Tijuana Panthers – Wayne Interest

Interest Not Waning

The Tijuana Panthers’ new album Wayne Interest, with its blisteringly brilliant homage to early- to mid-’60s garage rock and surf rock, lives in that world of constant beachfront bonfires capped off with an after-party at some dude’s neon-lit ranch house a mile’s walk away. It’s either a bunch of teenagers at this thing — or simply a bunch of adults playing “teen” for just one last night before they return to the grind of caring for kids and pretending as if the American Dream were still a going concern.

Either way, the songs build on last year’s Semi-Sweet, bringing forward the same great vibe but with a bit more polish and tenacity. The songs are tighter and craftier, and the guitar parts toss out the notes in a more intricate way. It all coalesces around some beautiful combination of The Black Lips, surf-guitarist legend Dick Dale and Peter Bjorn and John.

Upbeat numbers like “Time” and “Four Horsemen” are fast-paced and raucous with catchy choruses. “Time” embodies the album’s dungeon-like reverb onslaught while “Horsemen,” the album’s opener, offers up the kind of intricate guitar work one can expect from the California band.

“NOBO” is one of the songs that puts the brakes on the high-energy attack that runs through most of the album. It’s the kind of haunting, tremolo-heavy surf rock that graced the ’60s with a spacey quality that Echo & The Bunnymen later mined with great reward. The chorus, with its questions like “Where’d you get your money?” offers a question that likely comes up a lot in Orange County. Even that party on the beach — with tendencies toward democratizing the attendees — is bound to end up in cliques related to the haves and have-nots.
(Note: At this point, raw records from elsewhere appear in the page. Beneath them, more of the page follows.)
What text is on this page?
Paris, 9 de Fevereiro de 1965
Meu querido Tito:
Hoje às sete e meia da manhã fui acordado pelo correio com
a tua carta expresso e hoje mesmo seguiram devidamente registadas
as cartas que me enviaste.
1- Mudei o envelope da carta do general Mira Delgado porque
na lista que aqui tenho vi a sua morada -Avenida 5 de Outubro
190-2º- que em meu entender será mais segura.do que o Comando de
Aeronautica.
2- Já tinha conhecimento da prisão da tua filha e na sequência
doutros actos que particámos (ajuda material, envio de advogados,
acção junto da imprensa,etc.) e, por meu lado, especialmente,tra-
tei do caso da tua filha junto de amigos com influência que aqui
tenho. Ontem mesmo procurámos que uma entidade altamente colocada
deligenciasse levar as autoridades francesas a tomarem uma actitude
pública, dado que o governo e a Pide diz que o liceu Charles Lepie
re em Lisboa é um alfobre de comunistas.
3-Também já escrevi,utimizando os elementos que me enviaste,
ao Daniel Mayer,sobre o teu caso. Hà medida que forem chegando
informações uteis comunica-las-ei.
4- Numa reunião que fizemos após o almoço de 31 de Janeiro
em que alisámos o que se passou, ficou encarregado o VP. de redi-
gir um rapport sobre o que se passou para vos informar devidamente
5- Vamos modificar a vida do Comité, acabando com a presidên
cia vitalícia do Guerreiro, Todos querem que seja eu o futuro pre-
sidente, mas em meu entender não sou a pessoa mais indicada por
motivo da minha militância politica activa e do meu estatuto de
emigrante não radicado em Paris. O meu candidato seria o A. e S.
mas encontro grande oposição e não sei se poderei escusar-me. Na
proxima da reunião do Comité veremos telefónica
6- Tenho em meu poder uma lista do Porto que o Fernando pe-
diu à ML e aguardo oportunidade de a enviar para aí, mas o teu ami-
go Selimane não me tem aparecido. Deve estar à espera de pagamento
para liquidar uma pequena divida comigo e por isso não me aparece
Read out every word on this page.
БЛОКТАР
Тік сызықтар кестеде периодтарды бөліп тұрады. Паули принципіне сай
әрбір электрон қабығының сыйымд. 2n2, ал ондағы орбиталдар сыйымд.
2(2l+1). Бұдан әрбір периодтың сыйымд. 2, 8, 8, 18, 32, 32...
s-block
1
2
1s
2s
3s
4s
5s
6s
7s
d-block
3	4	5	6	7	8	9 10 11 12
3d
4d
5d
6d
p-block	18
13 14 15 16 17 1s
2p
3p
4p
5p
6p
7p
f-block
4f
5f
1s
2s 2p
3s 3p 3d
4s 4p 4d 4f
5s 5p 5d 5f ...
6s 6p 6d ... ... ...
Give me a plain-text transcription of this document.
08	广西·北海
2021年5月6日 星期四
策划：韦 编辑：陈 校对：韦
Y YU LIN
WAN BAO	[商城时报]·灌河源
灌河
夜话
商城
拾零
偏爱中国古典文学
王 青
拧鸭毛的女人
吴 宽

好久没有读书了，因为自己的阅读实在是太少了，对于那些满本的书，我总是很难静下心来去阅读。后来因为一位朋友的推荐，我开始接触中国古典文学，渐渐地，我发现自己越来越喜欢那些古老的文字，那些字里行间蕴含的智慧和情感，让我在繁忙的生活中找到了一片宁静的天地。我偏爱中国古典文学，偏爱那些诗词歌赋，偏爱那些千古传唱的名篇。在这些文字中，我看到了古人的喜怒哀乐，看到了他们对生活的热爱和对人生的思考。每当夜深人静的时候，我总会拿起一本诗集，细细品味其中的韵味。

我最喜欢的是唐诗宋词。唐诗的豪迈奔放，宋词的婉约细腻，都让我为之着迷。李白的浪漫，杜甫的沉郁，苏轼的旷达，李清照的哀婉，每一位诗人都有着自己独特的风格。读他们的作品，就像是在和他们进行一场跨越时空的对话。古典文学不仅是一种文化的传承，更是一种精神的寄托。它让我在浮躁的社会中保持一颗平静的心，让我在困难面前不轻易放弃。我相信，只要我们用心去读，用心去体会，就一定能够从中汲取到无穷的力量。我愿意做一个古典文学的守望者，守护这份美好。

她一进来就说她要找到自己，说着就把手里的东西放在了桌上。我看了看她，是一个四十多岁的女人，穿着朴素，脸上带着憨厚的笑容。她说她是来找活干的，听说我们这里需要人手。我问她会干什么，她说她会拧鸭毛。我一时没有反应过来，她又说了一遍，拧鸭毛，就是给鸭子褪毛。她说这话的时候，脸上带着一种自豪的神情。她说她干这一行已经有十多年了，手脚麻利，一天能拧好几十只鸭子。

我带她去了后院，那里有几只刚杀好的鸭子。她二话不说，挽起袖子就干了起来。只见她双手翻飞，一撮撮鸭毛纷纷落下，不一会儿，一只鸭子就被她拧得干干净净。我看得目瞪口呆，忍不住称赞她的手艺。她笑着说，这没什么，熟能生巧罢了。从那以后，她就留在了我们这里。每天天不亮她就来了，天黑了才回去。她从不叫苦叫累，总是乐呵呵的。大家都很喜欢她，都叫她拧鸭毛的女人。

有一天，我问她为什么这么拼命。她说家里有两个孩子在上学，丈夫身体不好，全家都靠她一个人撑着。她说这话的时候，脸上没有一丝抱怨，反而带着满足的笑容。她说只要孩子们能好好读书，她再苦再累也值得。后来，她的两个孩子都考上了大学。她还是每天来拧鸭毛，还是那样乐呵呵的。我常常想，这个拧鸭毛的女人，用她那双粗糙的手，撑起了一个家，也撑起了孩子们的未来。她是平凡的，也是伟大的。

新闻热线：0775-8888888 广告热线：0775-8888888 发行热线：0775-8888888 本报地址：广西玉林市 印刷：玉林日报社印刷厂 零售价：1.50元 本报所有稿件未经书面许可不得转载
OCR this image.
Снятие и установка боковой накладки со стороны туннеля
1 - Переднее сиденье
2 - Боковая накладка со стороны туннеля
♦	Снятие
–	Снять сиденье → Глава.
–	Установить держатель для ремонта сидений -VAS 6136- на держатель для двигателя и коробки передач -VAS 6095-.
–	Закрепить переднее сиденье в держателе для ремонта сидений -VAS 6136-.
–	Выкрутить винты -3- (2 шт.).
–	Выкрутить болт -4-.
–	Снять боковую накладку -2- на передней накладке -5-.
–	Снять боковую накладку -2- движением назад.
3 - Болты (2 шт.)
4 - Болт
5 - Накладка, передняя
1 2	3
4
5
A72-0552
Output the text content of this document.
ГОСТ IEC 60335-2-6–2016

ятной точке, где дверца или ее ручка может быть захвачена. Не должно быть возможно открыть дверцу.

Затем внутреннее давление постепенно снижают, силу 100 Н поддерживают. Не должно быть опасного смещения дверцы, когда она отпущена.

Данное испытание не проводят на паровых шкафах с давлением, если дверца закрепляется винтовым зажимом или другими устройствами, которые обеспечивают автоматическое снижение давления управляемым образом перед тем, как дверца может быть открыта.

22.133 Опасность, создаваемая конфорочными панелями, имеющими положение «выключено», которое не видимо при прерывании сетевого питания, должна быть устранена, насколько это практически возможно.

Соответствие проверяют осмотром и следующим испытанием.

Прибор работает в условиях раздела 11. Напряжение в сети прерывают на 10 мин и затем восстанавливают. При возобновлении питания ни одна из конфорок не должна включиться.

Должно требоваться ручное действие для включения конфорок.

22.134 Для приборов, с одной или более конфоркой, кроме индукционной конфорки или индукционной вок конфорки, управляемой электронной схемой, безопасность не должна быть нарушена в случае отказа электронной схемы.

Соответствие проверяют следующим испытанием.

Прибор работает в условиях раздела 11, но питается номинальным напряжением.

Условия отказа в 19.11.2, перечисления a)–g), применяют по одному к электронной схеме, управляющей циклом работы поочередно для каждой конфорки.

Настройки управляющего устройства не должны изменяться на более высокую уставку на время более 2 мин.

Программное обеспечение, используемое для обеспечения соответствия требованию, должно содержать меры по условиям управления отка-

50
The title track comes into play toward the end of the record. It opens with studio banter, which leads to dark chimes of airy guitars, humble lyrical admissions and splashy percussion over a beat danceable to any of your average characters in a David Lynch film. Tijuana Panthers are part of the wave that revives all of this wonderfully paradoxical surf music from the pre-Vietnam era. Music students will note it has a lot of minor chords — the sad, ominous ones — over often happy beats and witty vocals. It makes people dance and features some great guitar solos, but it also easily dabbles in the un-nerving, the questionable and the devious. Whatever Wayne’s interest is, it’s worth finding out.